Berkaca dari kasus George Floyd di AS, 1400 tahun yang lalu Nabi Muhammad SAW telah mengajarkan kepada ummat manusia bahwa kemuliaan manusia di hadapan Allah SWT hanya dilihat dari ketaqwaannya, bukan dari segi ras, warna kulit, suku, maupun atribut identitas lainnya seperti harta, kecantikan, dan sebagainya.
Dalam khutbah terakhir Rasulullah saat wukuf di Padang Arafah tanggal 9 Zulhijjah tahun 10 H (atau tahun 632 M), Rasulullah melarang keras segala bentuk rasisme. Beliau mengatakan bahwa semua manusia berasal dari Adam dan Hawa, orang Arab tidak memiliki keunggulan dibandingkan orang non-Arab, orang non-Arab tidak memiliki keunggulan dibandingkan orang Arab.

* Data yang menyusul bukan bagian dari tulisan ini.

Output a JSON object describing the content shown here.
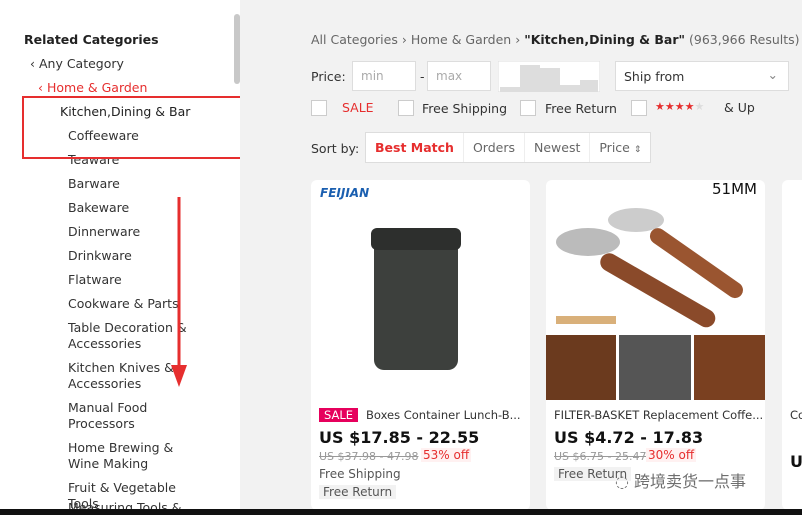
{
  "sidebar": {
    "title": "Related Categories",
    "any": "Any Category",
    "parent": "Home & Garden",
    "current": "Kitchen,Dining & Bar",
    "items": [
      "Coffeeware",
      "Teaware",
      "Barware",
      "Bakeware",
      "Dinnerware",
      "Drinkware",
      "Flatware",
      "Cookware & Parts",
      "Table Decoration & Accessories",
      "Kitchen Knives & Accessories",
      "Manual Food Processors",
      "Home Brewing & Wine Making",
      "Fruit & Vegetable Tools",
      "Measuring Tools &"
    ]
  },
  "breadcrumb": {
    "a": "All Categories",
    "b": "Home & Garden",
    "c": "\"Kitchen,Dining & Bar\"",
    "count": "(963,966 Results)"
  },
  "filters": {
    "price_label": "Price:",
    "min": "min",
    "max": "max",
    "dash": "-",
    "ship_from": "Ship from",
    "sale": "SALE",
    "free_shipping": "Free Shipping",
    "free_return": "Free Return",
    "stars": "★★★★",
    "star_empty": "★",
    "up": "& Up"
  },
  "sort": {
    "label": "Sort by:",
    "options": [
      "Best Match",
      "Orders",
      "Newest",
      "Price"
    ]
  },
  "products": [
    {
      "brand": "FEIJIAN",
      "badge": "SALE",
      "title": "Boxes Container Lunch-B...",
      "price": "US $17.85 - 22.55",
      "old": "US $37.98 - 47.98",
      "off": "53% off",
      "tags": [
        "Free Shipping",
        "Free Return"
      ]
    },
    {
      "corner": "51MM",
      "title": "FILTER-BASKET Replacement Coffe...",
      "price": "US $4.72 - 17.83",
      "old": "US $6.75 - 25.47",
      "off": "30% off",
      "tags": [
        "Free Return"
      ]
    },
    {
      "title": "Co",
      "price": "U"
    }
  ],
  "watermark": "跨境卖货一点事",
  "colors": {
    "accent": "#e62e2e",
    "highlight_box": "#e62e2e"
  }
}
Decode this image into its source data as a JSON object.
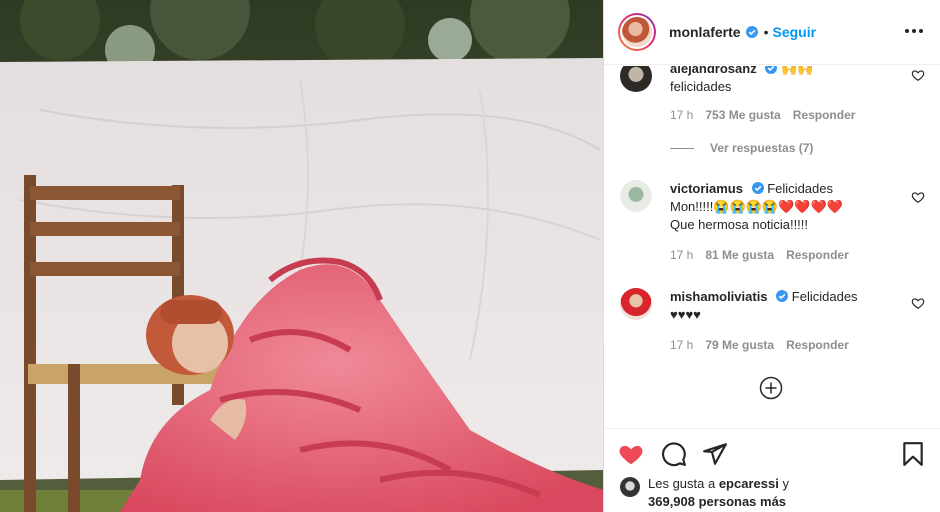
{
  "post": {
    "username": "monlaferte",
    "separator": "•",
    "follow_label": "Seguir"
  },
  "comments": [
    {
      "username": "alejandrosanz",
      "emoji": "🙌🙌",
      "text": "felicidades",
      "time": "17 h",
      "likes": "753 Me gusta",
      "reply_label": "Responder",
      "view_replies": "Ver respuestas (7)"
    },
    {
      "username": "victoriamus",
      "text_line1": "Felicidades",
      "text_line2": "Mon!!!!!😭😭😭😭❤️❤️❤️❤️",
      "text_line3": "Que hermosa noticia!!!!!",
      "time": "17 h",
      "likes": "81 Me gusta",
      "reply_label": "Responder"
    },
    {
      "username": "mishamoliviatis",
      "text_line1": "Felicidades",
      "text_line2": "♥♥♥♥",
      "time": "17 h",
      "likes": "79 Me gusta",
      "reply_label": "Responder"
    }
  ],
  "likes": {
    "prefix": "Les gusta a ",
    "user": "epcaressi",
    "conjunction": " y",
    "count": "369,908 personas más"
  },
  "icons": {
    "like": "heart-filled-icon",
    "comment": "comment-bubble-icon",
    "share": "paper-plane-icon",
    "save": "bookmark-icon",
    "more": "more-horizontal-icon",
    "load_more": "plus-circle-icon",
    "verified": "verified-badge-icon"
  },
  "colors": {
    "accent": "#0095f6",
    "like_red": "#ed4956",
    "verified": "#3897f0",
    "muted": "#8e8e8e"
  }
}
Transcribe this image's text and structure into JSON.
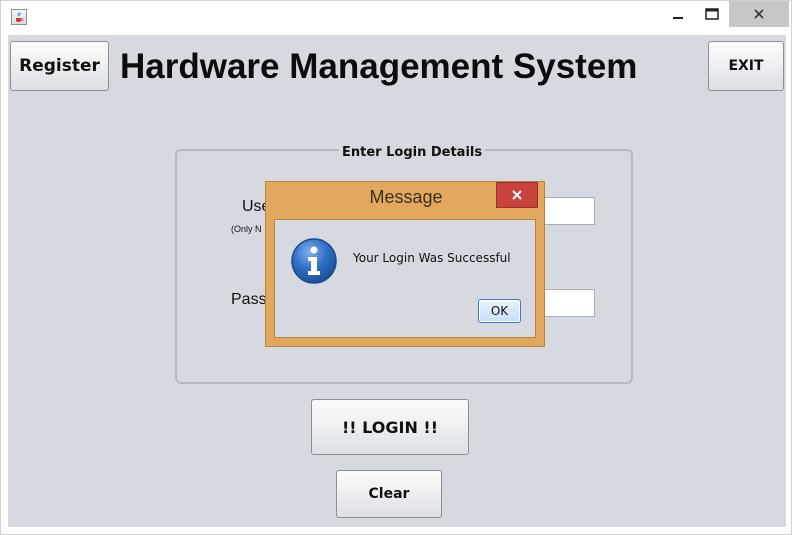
{
  "window": {
    "icon": "java-coffee-icon",
    "controls": {
      "minimize_icon": "minimize-icon",
      "maximize_icon": "maximize-icon",
      "close_icon": "close-icon"
    }
  },
  "header": {
    "register_label": "Register",
    "title": "Hardware Management System",
    "exit_label": "EXIT"
  },
  "login_panel": {
    "legend": "Enter Login Details",
    "username_label": "Use",
    "username_hint": "(Only N",
    "username_value": "",
    "password_label": "Pass",
    "password_value": ""
  },
  "actions": {
    "login_label": "!! LOGIN !!",
    "clear_label": "Clear"
  },
  "dialog": {
    "title": "Message",
    "message": "Your Login Was Successful",
    "ok_label": "OK",
    "icon": "info-icon"
  },
  "colors": {
    "content_bg": "#d6d9df",
    "dialog_frame": "#e1a85e",
    "dialog_close": "#c8423e",
    "info_blue": "#2f6fc4"
  }
}
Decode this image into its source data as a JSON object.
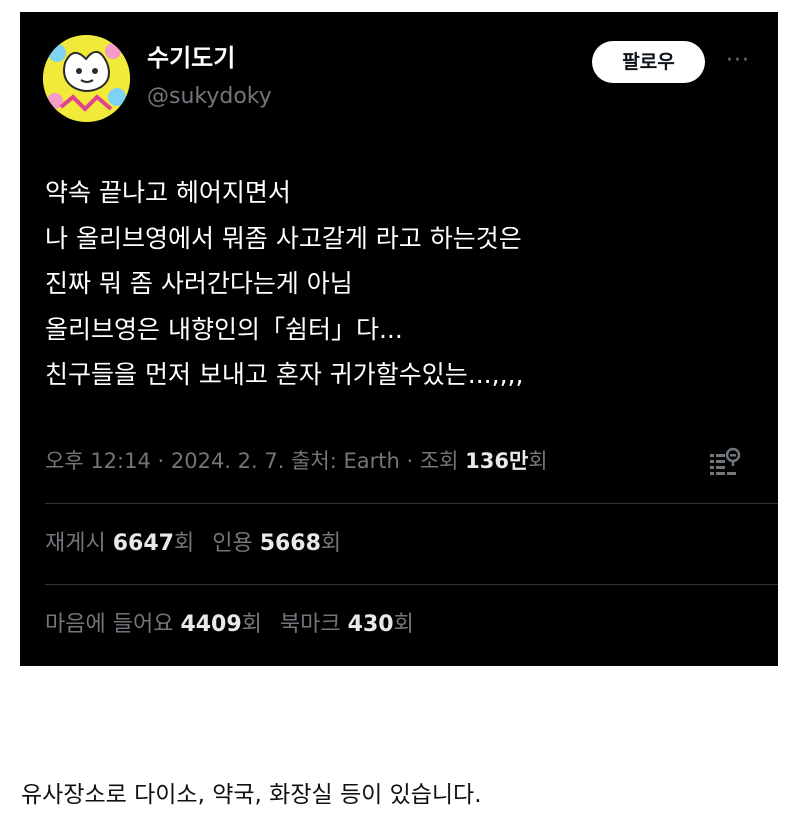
{
  "tweet": {
    "display_name": "수기도기",
    "handle": "@sukydoky",
    "follow_label": "팔로우",
    "more_glyph": "···",
    "text_lines": [
      "약속 끝나고 헤어지면서",
      "나 올리브영에서 뭐좀 사고갈게 라고 하는것은",
      "진짜 뭐 좀 사러간다는게 아님",
      "올리브영은 내향인의「쉼터」다...",
      "친구들을 먼저 보내고 혼자 귀가할수있는...,,,,"
    ],
    "meta": {
      "time_date_source": "오후 12:14 · 2024. 2. 7. 출처: Earth · 조회 ",
      "views_count": "136만",
      "views_unit": "회"
    },
    "stats": {
      "retweets_label": "재게시 ",
      "retweets_count": "6647",
      "retweets_unit": "회",
      "quotes_label": "인용 ",
      "quotes_count": "5668",
      "quotes_unit": "회",
      "likes_label": "마음에 들어요 ",
      "likes_count": "4409",
      "likes_unit": "회",
      "bookmarks_label": "북마크 ",
      "bookmarks_count": "430",
      "bookmarks_unit": "회"
    }
  },
  "caption": "유사장소로 다이소, 약국, 화장실 등이 있습니다.",
  "colors": {
    "card_background": "#000000",
    "primary_text": "#e7e9ea",
    "secondary_text": "#71767b",
    "divider": "#2f3336",
    "follow_button_bg": "#ffffff",
    "avatar_yellow": "#f1ea3a"
  },
  "icons": {
    "more": "more-icon",
    "analytics": "analytics-icon",
    "avatar": "avatar"
  }
}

Begitu pula orang kulit putih tidak memiliki kelebihan dibandingkan orang kulit hitam, demikian pula sebaiknya. Orang yang lebih mulia di sisi Allah dinilai adalah orang yang paling bertaqwa.
Berikut kutipan dari khutbah Rasulullah yang bunyinya kira-kira sebagai berikut:
“Wahai manusia, Tuhanmu hanyalah satu dan asalmu juga satu. Kamu semua berasal dari Adam, dan Adam berasal dari tanah. Keturunan, warna kulit, bangsa tidak menyebabkan seseorang lebih baik daripada yang lain. Orang yang paling mulia di antara kamu di sisi Allah ialah yang paling takwa. Orang Arab tidak lebih mulia daripada yang bukan Arab, sebaliknya orang bukan Arab tidak lebih mulia daripada orang Arab. Begitu pula orang kulit berwarna dengan orang kulit hitam dan sebaliknya orang kulit hitam dengan orang kulit berwarna, kecuali karena takwanya.”
Dalam sebuah hadis yang diriwayatkan oleh Ahmad:
“Wahai sekalian umat manusia, ketahuilah sesungguhnya Tuhanmu satu (esa). Nenek moyangmu juga satu. Ketahuilah, tidak ada kelebihan bangsa Arab terhadap bangsa selain Arab (Ajam), dan tidak ada kelebihan bangsa lain (Ajam) terhadap bangsa Arab. Tidak ada kelebihan orang yang berkulit merah (puith) terhadap yang berkulit hitam, tidak ada kelebihan yang berkulit hitam dengan yang berkulit merah (putih), kecuali dengan taqwanya”. (HR. Ahmad, 22978).
Di dalam surat Al-Hujarat Allah SWT berfirman bahwa manusia diciptakan bersuku-suku dan berbangsa-bangsa bukan untuk saling bermusuhan, tetapi untuk saling mengenal. Orang yang paling mulai di sisi Allah adalah orang yang paling bertaqwa:
“Wahai manusia, sesungguhnya Kami menciptakanmu dari seorang pria dan wanita, dan menjadikanmu berbagai bangsa dan suku agar saling kenal mengenal. Sesungguhnya orang yang paling mulia diantaramu di sisi Allah ialah orang yang paling bertaqwa, sesungguhnya Allah Maha Tahu lagi waspada” (QS. al-Hujarat,49: 13).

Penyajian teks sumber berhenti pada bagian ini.